Brazil, Russia, India, China and South Africa, collectively known as the BRICS group of countries are holding their 15th summit in South Africa this week with expansion on the agenda.

The common bond between this diverse group of nations is that they are recognised as the emerging economic powerhouses in the global economy outside the major developed economies of which North America, Western Europe, Japan, South Korea and Australia are the most prominent.

Of course, countries like China, Brazil and Russia straddle both groups and are economic powerhouses in their own right, though in the case of Russia, before the invasion of Ukraine.

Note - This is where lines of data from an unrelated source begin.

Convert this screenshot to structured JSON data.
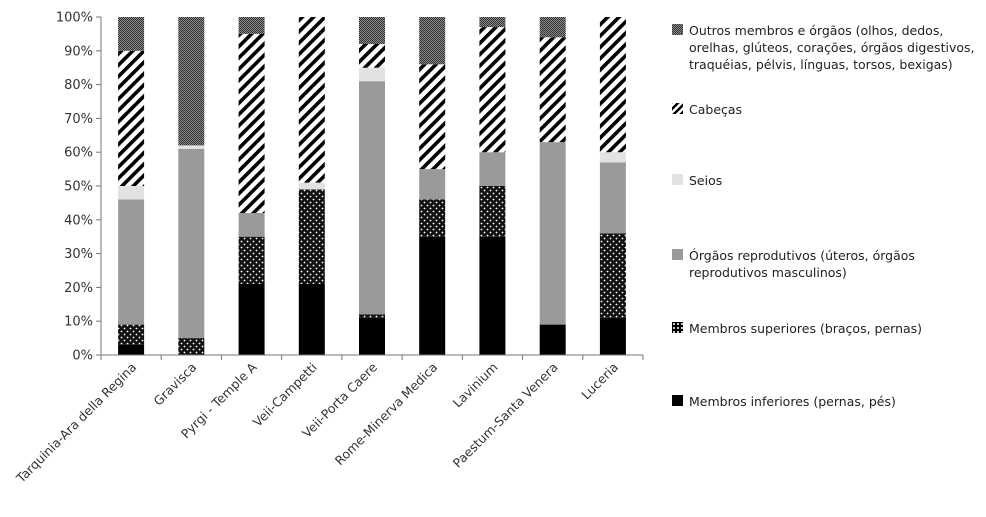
{
  "chart_data": {
    "type": "bar",
    "stacked": true,
    "orientation": "vertical",
    "title": "",
    "xlabel": "",
    "ylabel": "",
    "ylim": [
      0,
      100
    ],
    "y_ticks": [
      "0%",
      "10%",
      "20%",
      "30%",
      "40%",
      "50%",
      "60%",
      "70%",
      "80%",
      "90%",
      "100%"
    ],
    "grid": false,
    "legend_position": "right",
    "categories": [
      "Tarquinia-Ara della Regina",
      "Gravisca",
      "Pyrgi - Temple A",
      "Veii-Campetti",
      "Veii-Porta Caere",
      "Rome-Minerva Medica",
      "Lavinium",
      "Paestum-Santa Venera",
      "Luceria"
    ],
    "series": [
      {
        "name": "Membros inferiores (pernas, pés)",
        "pattern": "solid-black",
        "values": [
          3,
          0,
          21,
          21,
          11,
          35,
          35,
          9,
          11
        ]
      },
      {
        "name": "Membros superiores (braços, pernas)",
        "pattern": "black-dots",
        "values": [
          6,
          5,
          14,
          28,
          1,
          11,
          15,
          0,
          25
        ]
      },
      {
        "name": "Órgãos reprodutivos (úteros, órgãos reprodutivos masculinos)",
        "pattern": "solid-gray",
        "values": [
          37,
          56,
          7,
          0,
          69,
          9,
          10,
          54,
          21
        ]
      },
      {
        "name": "Seios",
        "pattern": "light-gray",
        "values": [
          4,
          1,
          0,
          2,
          4,
          0,
          0,
          0,
          3
        ]
      },
      {
        "name": "Cabeças",
        "pattern": "diagonal-stripes",
        "values": [
          40,
          0,
          53,
          49,
          7,
          31,
          37,
          31,
          40
        ]
      },
      {
        "name": "Outros membros e órgãos (olhos, dedos, orelhas, glúteos, corações, órgãos digestivos, traquéias, pélvis, línguas, torsos, bexigas)",
        "pattern": "checker",
        "values": [
          10,
          38,
          5,
          0,
          8,
          14,
          3,
          6,
          0
        ]
      }
    ]
  }
}
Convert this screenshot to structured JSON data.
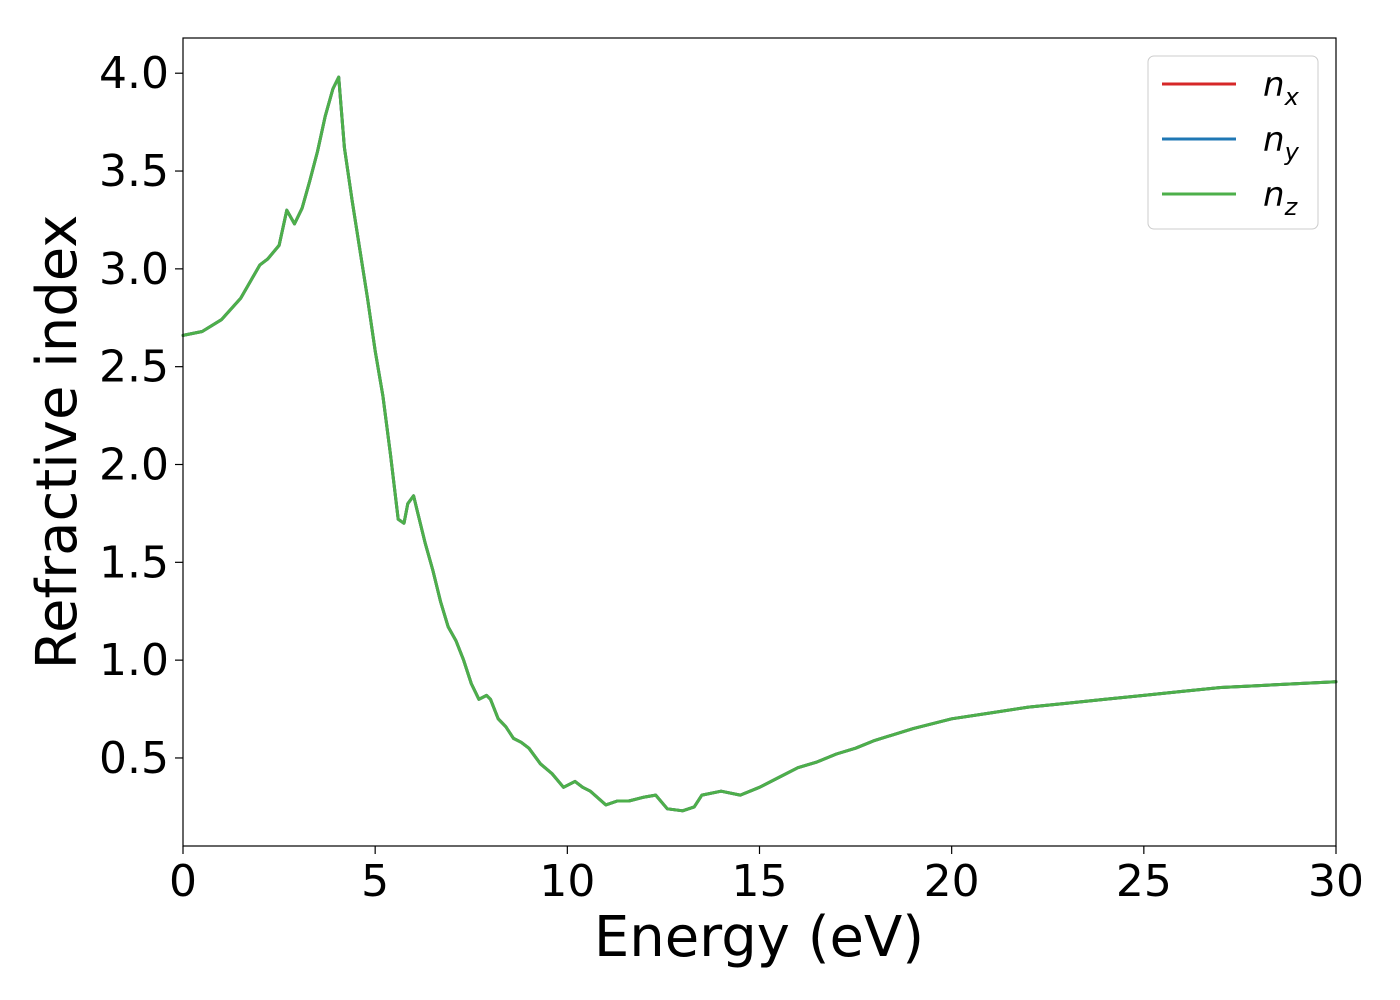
{
  "chart_data": {
    "type": "line",
    "xlabel": "Energy (eV)",
    "ylabel": "Refractive index",
    "xlim": [
      0,
      30
    ],
    "ylim": [
      0.05,
      4.18
    ],
    "xticks": [
      0,
      5,
      10,
      15,
      20,
      25,
      30
    ],
    "xtick_labels": [
      "0",
      "5",
      "10",
      "15",
      "20",
      "25",
      "30"
    ],
    "yticks": [
      0.5,
      1.0,
      1.5,
      2.0,
      2.5,
      3.0,
      3.5,
      4.0
    ],
    "ytick_labels": [
      "0.5",
      "1.0",
      "1.5",
      "2.0",
      "2.5",
      "3.0",
      "3.5",
      "4.0"
    ],
    "grid": false,
    "legend_position": "top-right",
    "x": [
      0,
      0.5,
      1.0,
      1.5,
      2.0,
      2.2,
      2.5,
      2.7,
      2.9,
      3.1,
      3.3,
      3.5,
      3.7,
      3.9,
      4.05,
      4.2,
      4.4,
      4.6,
      4.8,
      5.0,
      5.2,
      5.4,
      5.6,
      5.75,
      5.85,
      6.0,
      6.1,
      6.3,
      6.5,
      6.7,
      6.9,
      7.1,
      7.3,
      7.5,
      7.7,
      7.9,
      8.0,
      8.2,
      8.4,
      8.6,
      8.8,
      9.0,
      9.3,
      9.6,
      9.9,
      10.2,
      10.4,
      10.6,
      11.0,
      11.3,
      11.6,
      12.0,
      12.3,
      12.6,
      13.0,
      13.3,
      13.5,
      14.0,
      14.5,
      15.0,
      15.5,
      16.0,
      16.5,
      17.0,
      17.5,
      18.0,
      19.0,
      20.0,
      21.0,
      22.0,
      23.0,
      24.0,
      25.0,
      26.0,
      27.0,
      28.0,
      29.0,
      30.0
    ],
    "series": [
      {
        "name": "n_x",
        "color": "#d62728",
        "values": [
          2.66,
          2.68,
          2.74,
          2.85,
          3.02,
          3.05,
          3.12,
          3.3,
          3.23,
          3.31,
          3.45,
          3.6,
          3.78,
          3.92,
          3.98,
          3.62,
          3.35,
          3.1,
          2.85,
          2.58,
          2.35,
          2.05,
          1.72,
          1.7,
          1.8,
          1.84,
          1.76,
          1.6,
          1.46,
          1.3,
          1.17,
          1.1,
          1.0,
          0.88,
          0.8,
          0.82,
          0.8,
          0.7,
          0.66,
          0.6,
          0.58,
          0.55,
          0.47,
          0.42,
          0.35,
          0.38,
          0.35,
          0.33,
          0.26,
          0.28,
          0.28,
          0.3,
          0.31,
          0.24,
          0.23,
          0.25,
          0.31,
          0.33,
          0.31,
          0.35,
          0.4,
          0.45,
          0.48,
          0.52,
          0.55,
          0.59,
          0.65,
          0.7,
          0.73,
          0.76,
          0.78,
          0.8,
          0.82,
          0.84,
          0.86,
          0.87,
          0.88,
          0.89
        ]
      },
      {
        "name": "n_y",
        "color": "#1f77b4",
        "values": [
          2.66,
          2.68,
          2.74,
          2.85,
          3.02,
          3.05,
          3.12,
          3.3,
          3.23,
          3.31,
          3.45,
          3.6,
          3.78,
          3.92,
          3.98,
          3.62,
          3.35,
          3.1,
          2.85,
          2.58,
          2.35,
          2.05,
          1.72,
          1.7,
          1.8,
          1.84,
          1.76,
          1.6,
          1.46,
          1.3,
          1.17,
          1.1,
          1.0,
          0.88,
          0.8,
          0.82,
          0.8,
          0.7,
          0.66,
          0.6,
          0.58,
          0.55,
          0.47,
          0.42,
          0.35,
          0.38,
          0.35,
          0.33,
          0.26,
          0.28,
          0.28,
          0.3,
          0.31,
          0.24,
          0.23,
          0.25,
          0.31,
          0.33,
          0.31,
          0.35,
          0.4,
          0.45,
          0.48,
          0.52,
          0.55,
          0.59,
          0.65,
          0.7,
          0.73,
          0.76,
          0.78,
          0.8,
          0.82,
          0.84,
          0.86,
          0.87,
          0.88,
          0.89
        ]
      },
      {
        "name": "n_z",
        "color": "#4daf4a",
        "values": [
          2.66,
          2.68,
          2.74,
          2.85,
          3.02,
          3.05,
          3.12,
          3.3,
          3.23,
          3.31,
          3.45,
          3.6,
          3.78,
          3.92,
          3.98,
          3.62,
          3.35,
          3.1,
          2.85,
          2.58,
          2.35,
          2.05,
          1.72,
          1.7,
          1.8,
          1.84,
          1.76,
          1.6,
          1.46,
          1.3,
          1.17,
          1.1,
          1.0,
          0.88,
          0.8,
          0.82,
          0.8,
          0.7,
          0.66,
          0.6,
          0.58,
          0.55,
          0.47,
          0.42,
          0.35,
          0.38,
          0.35,
          0.33,
          0.26,
          0.28,
          0.28,
          0.3,
          0.31,
          0.24,
          0.23,
          0.25,
          0.31,
          0.33,
          0.31,
          0.35,
          0.4,
          0.45,
          0.48,
          0.52,
          0.55,
          0.59,
          0.65,
          0.7,
          0.73,
          0.76,
          0.78,
          0.8,
          0.82,
          0.84,
          0.86,
          0.87,
          0.88,
          0.89
        ]
      }
    ],
    "legend": [
      {
        "base": "n",
        "sub": "x",
        "color": "#d62728"
      },
      {
        "base": "n",
        "sub": "y",
        "color": "#1f77b4"
      },
      {
        "base": "n",
        "sub": "z",
        "color": "#4daf4a"
      }
    ]
  }
}
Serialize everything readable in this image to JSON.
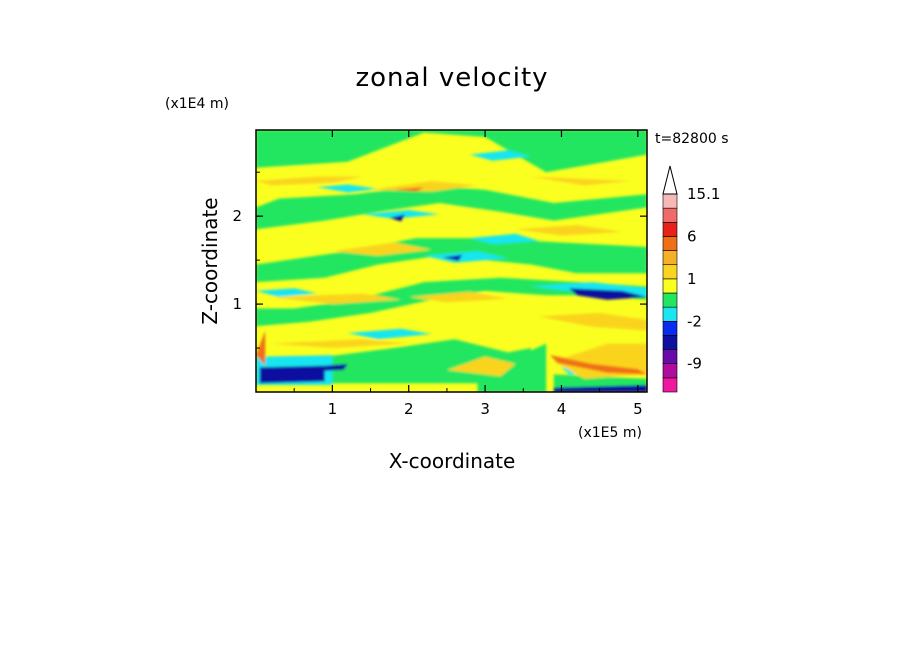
{
  "chart_data": {
    "type": "heatmap",
    "title": "zonal velocity",
    "xlabel": "X-coordinate",
    "ylabel": "Z-coordinate",
    "x_unit": "(x1E5 m)",
    "y_unit": "(x1E4 m)",
    "time_label": "t=82800 s",
    "xlim": [
      0,
      5.12
    ],
    "ylim": [
      0,
      2.98
    ],
    "x_ticks": [
      "1",
      "2",
      "3",
      "4",
      "5"
    ],
    "x_tick_values": [
      1,
      2,
      3,
      4,
      5
    ],
    "y_ticks": [
      "1",
      "2"
    ],
    "y_tick_values": [
      1,
      2
    ],
    "colorbar": {
      "labels": [
        "15.1",
        "6",
        "1",
        "-2",
        "-9"
      ],
      "levels": [
        -15,
        -12,
        -9,
        -6,
        -3,
        -2,
        -1,
        0,
        1,
        2,
        3,
        6,
        9,
        12,
        15.1
      ],
      "colors": [
        "#f0189e",
        "#b00c9e",
        "#6a0aa8",
        "#1010a0",
        "#0a2cf0",
        "#19e6f0",
        "#20e660",
        "#faff20",
        "#fad41e",
        "#f5b028",
        "#f06e14",
        "#e82218",
        "#f06a6a",
        "#f7b8b8"
      ],
      "extend": "max",
      "top_arrow_color": "#ffffff"
    },
    "field_colors": {
      "strong_negative": "#1010a0",
      "negative": "#0a2cf0",
      "weak_negative": "#19e6f0",
      "near_zero": "#20e660",
      "weak_positive": "#faff20",
      "positive": "#fad41e",
      "moderate_positive": "#f5b028",
      "strong_positive": "#f06e14"
    },
    "dominant_value": 0.5
  }
}
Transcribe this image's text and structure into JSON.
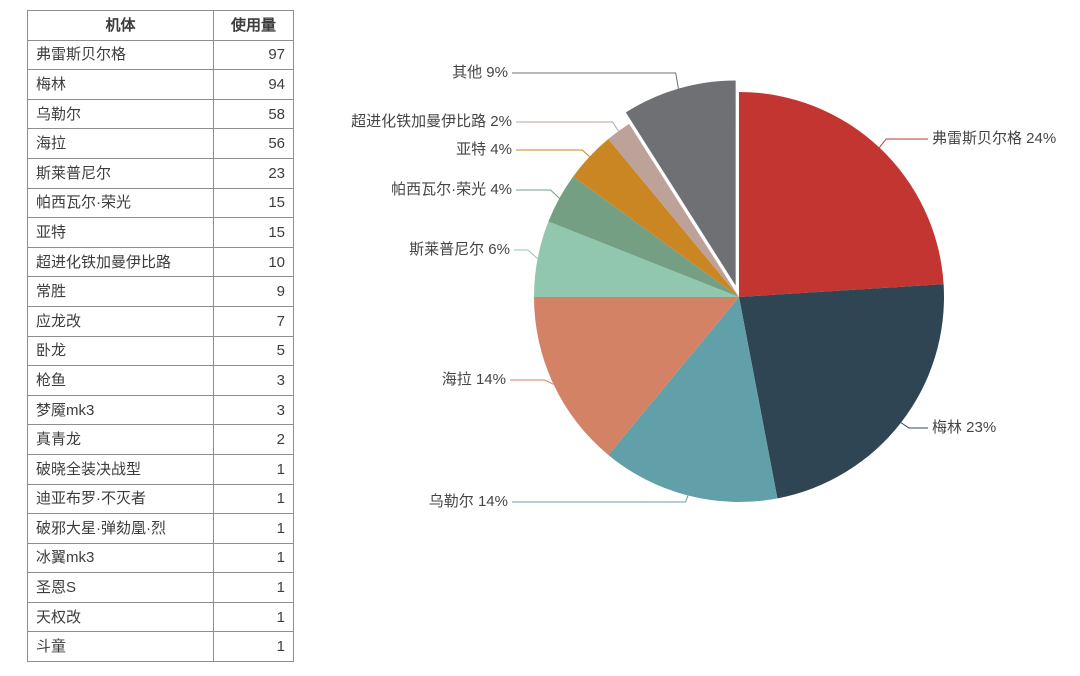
{
  "table": {
    "headers": [
      "机体",
      "使用量"
    ],
    "rows": [
      [
        "弗雷斯贝尔格",
        97
      ],
      [
        "梅林",
        94
      ],
      [
        "乌勒尔",
        58
      ],
      [
        "海拉",
        56
      ],
      [
        "斯莱普尼尔",
        23
      ],
      [
        "帕西瓦尔·荣光",
        15
      ],
      [
        "亚特",
        15
      ],
      [
        "超进化铁加曼伊比路",
        10
      ],
      [
        "常胜",
        9
      ],
      [
        "应龙改",
        7
      ],
      [
        "卧龙",
        5
      ],
      [
        "枪鱼",
        3
      ],
      [
        "梦魇mk3",
        3
      ],
      [
        "真青龙",
        2
      ],
      [
        "破晓全装决战型",
        1
      ],
      [
        "迪亚布罗·不灭者",
        1
      ],
      [
        "破邪大星·弹劾凰·烈",
        1
      ],
      [
        "冰翼mk3",
        1
      ],
      [
        "圣恩S",
        1
      ],
      [
        "天权改",
        1
      ],
      [
        "斗童",
        1
      ]
    ]
  },
  "chart_data": {
    "type": "pie",
    "title": "",
    "legend": "none",
    "start_angle_deg": 0,
    "direction": "clockwise",
    "series": [
      {
        "name": "弗雷斯贝尔格",
        "percent": 24,
        "label": "弗雷斯贝尔格 24%",
        "color": "#c23531",
        "exploded": false
      },
      {
        "name": "梅林",
        "percent": 23,
        "label": "梅林 23%",
        "color": "#2f4554",
        "exploded": false
      },
      {
        "name": "乌勒尔",
        "percent": 14,
        "label": "乌勒尔 14%",
        "color": "#61a0a8",
        "exploded": false
      },
      {
        "name": "海拉",
        "percent": 14,
        "label": "海拉 14%",
        "color": "#d48265",
        "exploded": false
      },
      {
        "name": "斯莱普尼尔",
        "percent": 6,
        "label": "斯莱普尼尔 6%",
        "color": "#91c7ae",
        "exploded": false
      },
      {
        "name": "帕西瓦尔·荣光",
        "percent": 4,
        "label": "帕西瓦尔·荣光 4%",
        "color": "#749f83",
        "exploded": false
      },
      {
        "name": "亚特",
        "percent": 4,
        "label": "亚特 4%",
        "color": "#ca8622",
        "exploded": false
      },
      {
        "name": "超进化铁加曼伊比路",
        "percent": 2,
        "label": "超进化铁加曼伊比路 2%",
        "color": "#bda29a",
        "exploded": false
      },
      {
        "name": "其他",
        "percent": 9,
        "label": "其他 9%",
        "color": "#6e7074",
        "exploded": true
      }
    ]
  }
}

The BRICS group is a fairly loose alliance whose members have economic advancement as their objective.

However, in the case of China and Russia there is a strong geo-political dimension and an ambition to develop an economic bloc under China/Russian leadership that rivals the US and their allies dominated G7 and G20 group of nations.

The Russian invasion of Ukraine and US/UK/EU led pushback against the invasion through economic and military support gives the possible expansion of the BRICS group new meaning.


The EU and UK are active in the development of trade deals with countries and regions outside the EU, with the South American Mercosur group deal the most ambitious followed by Japan, Australia, New Zealand, Canada and South Korea as recent examples.

Attempts at an EU-US deal have failed for now, but the EU and UK are anxious to pursue trade relations. Progress on attempts with India and China has been at best slow.

Trade is particularly active between the BRICS members.

This was well demonstrated in the aftermath of the Russian invasion when Russian gas supplies to the EU were dramatically reduced. Overnight Irish and EU farmers struggled to access fertiliser supplies, and those that were available were at hugely inflated prices.

On the other hand, Brazil, which imports 85% of its total fertiliser requirement, secured a deal with Russia that meets a quarter of Brazil’s total fertiliser imports

It has also been demonstrated more recently with a grain power play following Russia not renewing the deal that allows Ukrainian grain exports out through the Black Sea.

At a Russian-African nations summit last month, Russia offered to replace any disruption of grain supplies to African countries caused by the blockade.

China has also been active in Africa through the construction of infrastructure projects as part of their plan to compete with the US and European countries who historically colonised much of the African continent.

Ambitions and relevance to Irish farmers

While this is all important at a geopolitical level and more general trade, the link with agriculture and impact on Irish farmers is less obvious.

If there is further expansion of the group, Argentina, the world’s third largest beef exporter and Saudi Arabia, the leading exporter of oil and energy, are likely to join. Iran, another major oil exporter, and Belarus, a major potash producer are also candidates to join.

They have even considered a collective trade currency to rival the dollar for international trade, but this seems to be recognised as an ambition too far.

It is fair to say that many of these countries aren’t aligned with the EU when it comes to climate policy, notwithstanding China’s progress in developing energy production without fossil fuels, and they are in the process of becoming the leader in manufacture and sale of electric vehicles.

While the Irish agrifood industry has a strong trading relationship with China, the value of this trade has weakened this year due to the combination of increased Chinese production and extremely competitively priced alternative suppliers.

For example, China was a high value market for Irish beef exports up to the suspension in May 2021, yet when that business recommenced in January this year, traders found that the value per tonne of beef exports had plummeted, with increased production from Brazil and Australia dominating the market for imported beef.

Irish dairy exports to mainland China have plummeted to a five year low in the first half of 2023 at just 30,306 tonnes compared with 52,142 tonnes in the first half of 2019.

Of course Irish farmers benefited greatly by joining the alliance of European countries fifty years ago that has since expanded to 28 members, now 27 with the UK departure.

The development of a BRICS alliance will create opportunities for farmers in these nations and make them even more competitive to trade in global markets.